Sorry, a ranking object contains an array of city names that can be called and an array of rankings (just ints) for each city that can be called. sameNames() is simply testing two ranking objects possess the same cities, getRankofString() has a set name entered, it then checks to see if that name is in the ranking object, if it is, it returns its corresponding rank. Hope that cleared it up
And yeah, cannot use hash anything. We are basically limited to messing around with arrays and arrayLists and stuff.
Let's count the occurrences of each string. It's a bit similar to the counting sort.
Create a hash table t with hashing function f(), where keys are strings and values are integers (initially 0).
Iterate through the first strings, for each string do t[f(string)]++.
Iterate through the second strings, for each string do t[f(string)]++.
Iterate through the non-zero values in t, if all are even - return true. Otherwise - false.
Linear time complexity.
The first method has complexity at least O(n^2), given by 2*O(n*f(n)) + 2*O(n log n) + O(n^2). The O(n log n) is given by the Collections.sort() calls which will also 'destroys your O(n)' complexity as you put it.

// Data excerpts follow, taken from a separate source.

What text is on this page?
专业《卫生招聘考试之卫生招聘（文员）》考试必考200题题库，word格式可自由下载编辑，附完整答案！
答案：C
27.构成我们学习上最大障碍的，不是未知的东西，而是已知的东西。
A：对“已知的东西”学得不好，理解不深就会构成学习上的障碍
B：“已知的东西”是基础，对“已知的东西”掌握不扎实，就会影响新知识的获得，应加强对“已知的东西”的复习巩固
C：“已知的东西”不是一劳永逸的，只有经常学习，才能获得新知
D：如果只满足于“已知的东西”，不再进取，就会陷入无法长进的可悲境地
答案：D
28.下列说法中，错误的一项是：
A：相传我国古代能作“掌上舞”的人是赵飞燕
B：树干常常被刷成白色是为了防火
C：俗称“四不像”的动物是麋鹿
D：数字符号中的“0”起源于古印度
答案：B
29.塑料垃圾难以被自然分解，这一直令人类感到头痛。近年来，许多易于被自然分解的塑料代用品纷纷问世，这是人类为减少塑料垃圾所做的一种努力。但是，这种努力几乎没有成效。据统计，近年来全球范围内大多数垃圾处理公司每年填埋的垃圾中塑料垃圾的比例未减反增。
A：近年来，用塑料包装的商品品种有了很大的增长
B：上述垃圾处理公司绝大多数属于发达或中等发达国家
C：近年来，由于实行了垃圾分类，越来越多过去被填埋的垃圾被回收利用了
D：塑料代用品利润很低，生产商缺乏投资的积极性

Since both array lists are already sorted and of equal length when you try containsAll, that call is equivalent with some sort of equals (first element in one list should be equal to the first element in the second one, etc). You can easily compare the two lists manually (can't think of any build-in function that does this).

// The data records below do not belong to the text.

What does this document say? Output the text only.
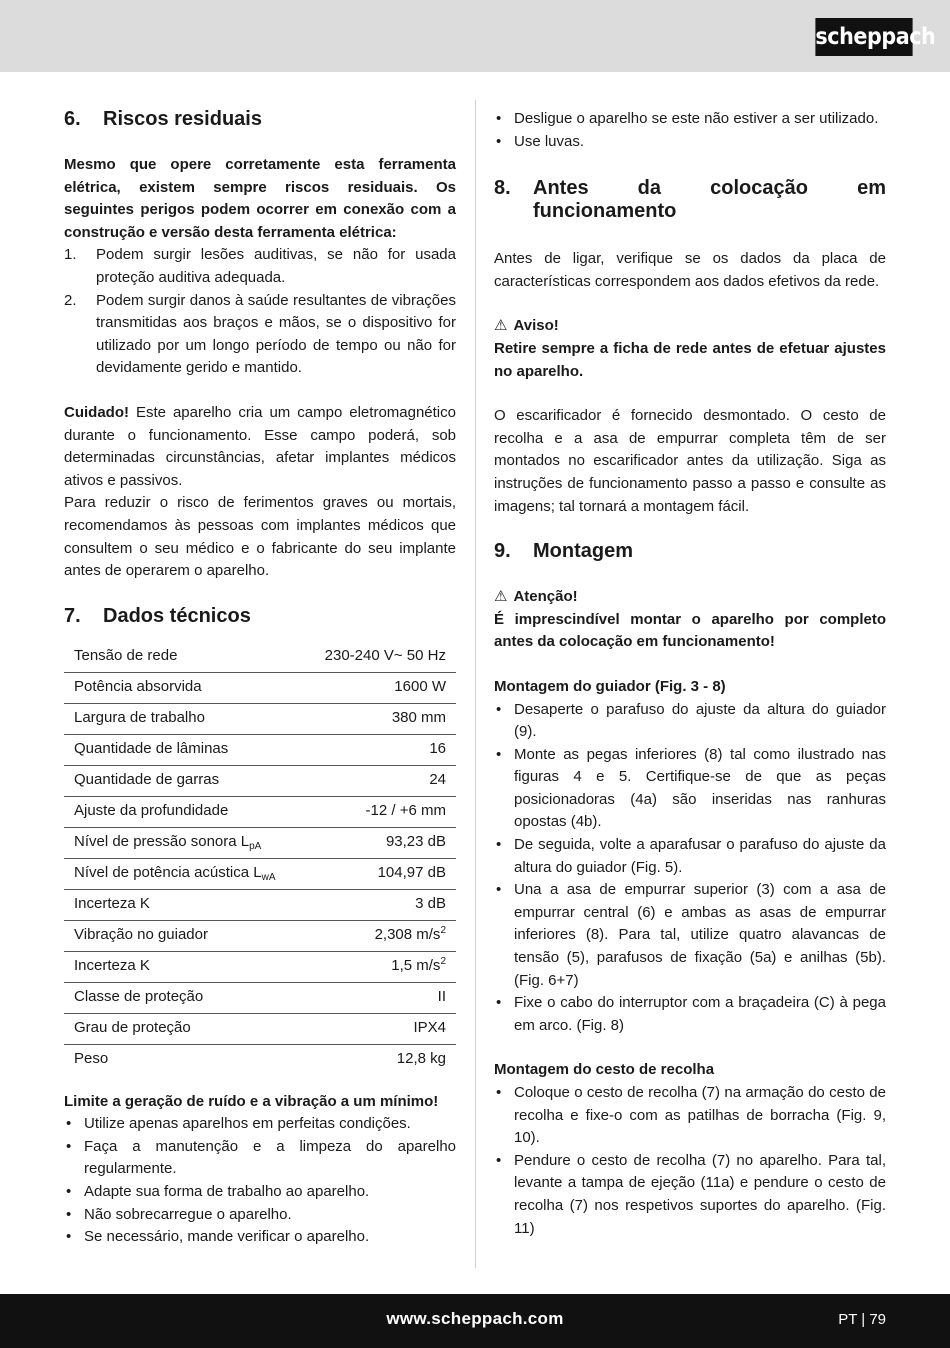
scheppach
6.	Riscos residuais

Mesmo que opere corretamente esta ferramenta elétrica, existem sempre riscos residuais. Os seguintes perigos podem ocorrer em conexão com a construção e versão desta ferramenta elétrica:

1. Podem surgir lesões auditivas, se não for usada proteção auditiva adequada.
2. Podem surgir danos à saúde resultantes de vibrações transmitidas aos braços e mãos, se o dispositivo for utilizado por um longo período de tempo ou não for devidamente gerido e mantido.

Cuidado! Este aparelho cria um campo eletromagnético durante o funcionamento. Esse campo poderá, sob determinadas circunstâncias, afetar implantes médicos ativos e passivos.

Para reduzir o risco de ferimentos graves ou mortais, recomendamos às pessoas com implantes médicos que consultem o seu médico e o fabricante do seu implante antes de operarem o aparelho.

7.	Dados técnicos
Tensão de rede	230-240 V~ 50 Hz
Potência absorvida	1600 W
Largura de trabalho	380 mm
Quantidade de lâminas	16
Quantidade de garras	24
Ajuste da profundidade	-12 / +6 mm
Nível de pressão sonora $L_{pA}$	93,23 dB
Nível de potência acústica $L_{wA}$	104,97 dB
Incerteza K	3 dB
Vibração no guiador	2,308 $m/s^2$
Incerteza K	1,5 $m/s^2$
Classe de proteção	II
Grau de proteção	IPX4
Peso	12,8 kg

Limite a geração de ruído e a vibração a um mínimo!

• Utilize apenas aparelhos em perfeitas condições.
• Faça a manutenção e a limpeza do aparelho regularmente.
• Adapte sua forma de trabalho ao aparelho.
• Não sobrecarregue o aparelho.
• Se necessário, mande verificar o aparelho.
• Desligue o aparelho se este não estiver a ser utilizado.
• Use luvas.
8.	Antes da colocação em funcionamento

Antes de ligar, verifique se os dados da placa de características correspondem aos dados efetivos da rede.

⚠ Aviso!

Retire sempre a ficha de rede antes de efetuar ajustes no aparelho.

O escarificador é fornecido desmontado. O cesto de recolha e a asa de empurrar completa têm de ser montados no escarificador antes da utilização. Siga as instruções de funcionamento passo a passo e consulte as imagens; tal tornará a montagem fácil.

9.	Montagem

⚠ Atenção!

É imprescindível montar o aparelho por completo antes da colocação em funcionamento!

Montagem do guiador (Fig. 3 - 8)

• Desaperte o parafuso do ajuste da altura do guiador (9).
• Monte as pegas inferiores (8) tal como ilustrado nas figuras 4 e 5. Certifique-se de que as peças posicionadoras (4a) são inseridas nas ranhuras opostas (4b).
• De seguida, volte a aparafusar o parafuso do ajuste da altura do guiador (Fig. 5).
• Una a asa de empurrar superior (3) com a asa de empurrar central (6) e ambas as asas de empurrar inferiores (8). Para tal, utilize quatro alavancas de tensão (5), parafusos de fixação (5a) e anilhas (5b). (Fig. 6+7)
• Fixe o cabo do interruptor com a braçadeira (C) à pega em arco. (Fig. 8)

Montagem do cesto de recolha

• Coloque o cesto de recolha (7) na armação do cesto de recolha e fixe-o com as patilhas de borracha (Fig. 9, 10).
• Pendure o cesto de recolha (7) no aparelho. Para tal, levante a tampa de ejeção (11a) e pendure o cesto de recolha (7) nos respetivos suportes do aparelho. (Fig. 11)
www.scheppach.com	PT | 79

Hence, the overall complexity of the first piece of code can be reduced to O(n log n), if you can keep the complexity of getStringOfRank() under O(log n) (but that function is not shown in your post).

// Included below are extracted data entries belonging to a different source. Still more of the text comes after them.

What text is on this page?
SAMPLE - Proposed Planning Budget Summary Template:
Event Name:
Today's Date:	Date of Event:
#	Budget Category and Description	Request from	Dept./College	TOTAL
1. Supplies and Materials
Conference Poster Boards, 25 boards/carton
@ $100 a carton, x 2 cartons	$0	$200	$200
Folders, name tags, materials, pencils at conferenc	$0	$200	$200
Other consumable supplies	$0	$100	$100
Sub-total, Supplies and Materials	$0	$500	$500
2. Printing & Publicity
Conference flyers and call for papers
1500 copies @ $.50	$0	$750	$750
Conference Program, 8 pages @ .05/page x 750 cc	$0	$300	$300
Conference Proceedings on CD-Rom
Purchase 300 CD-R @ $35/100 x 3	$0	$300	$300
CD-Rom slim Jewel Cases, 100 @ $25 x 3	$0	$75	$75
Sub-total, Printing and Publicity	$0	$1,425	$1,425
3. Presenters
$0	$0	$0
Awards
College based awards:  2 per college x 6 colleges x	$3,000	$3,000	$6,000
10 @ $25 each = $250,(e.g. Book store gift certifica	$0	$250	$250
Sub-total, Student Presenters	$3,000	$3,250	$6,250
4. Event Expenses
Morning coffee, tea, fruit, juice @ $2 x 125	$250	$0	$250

The second function (which isn't related to the first piece of code) has the complexity O(n log n) as pointed out by your computations. If you already copy, then sort the city array, the binary search is pointless. Don't copy, don't sort, just compare each city in the array, putting the entire complexity of this function to O(n). Alternatively, just keep a sorted copy of the city array and use binary search on that.
Either way, creating a copy of an array, sorting that copy for each function call is highly ineffective - if you want to call this function inside a loop, like you used getStringOfRank() above, construct the sorted copy before the loop and use it as an argument:
private boolean getRankOfString(String name, Cities[] sortedCities) {
// only binary search code needed here
}
Off-topic:
Based on the second function, you have something like Cities[] city declared in somewhere your code. If it were to follow conventions, it should be more like City[] cities (class name singular, array name should be the one using the plural)
So the first one just needs to compare if the two have the exact same names and nothing else?
How about this
public static boolean compare(List<String> l1, List<String> l2) {
if (l1.size() != l2.size()) return false;
long hash1 = 0;
long hash2 = 0;
for (int i = 0 ; i < l1.size() ; i++) {
hash1 += l1.get(i).hashCode();
hash2 += l2.get(i).hashCode();
}
return hash1 == hash2;
}
In theory, you could get a hash collision I suppose.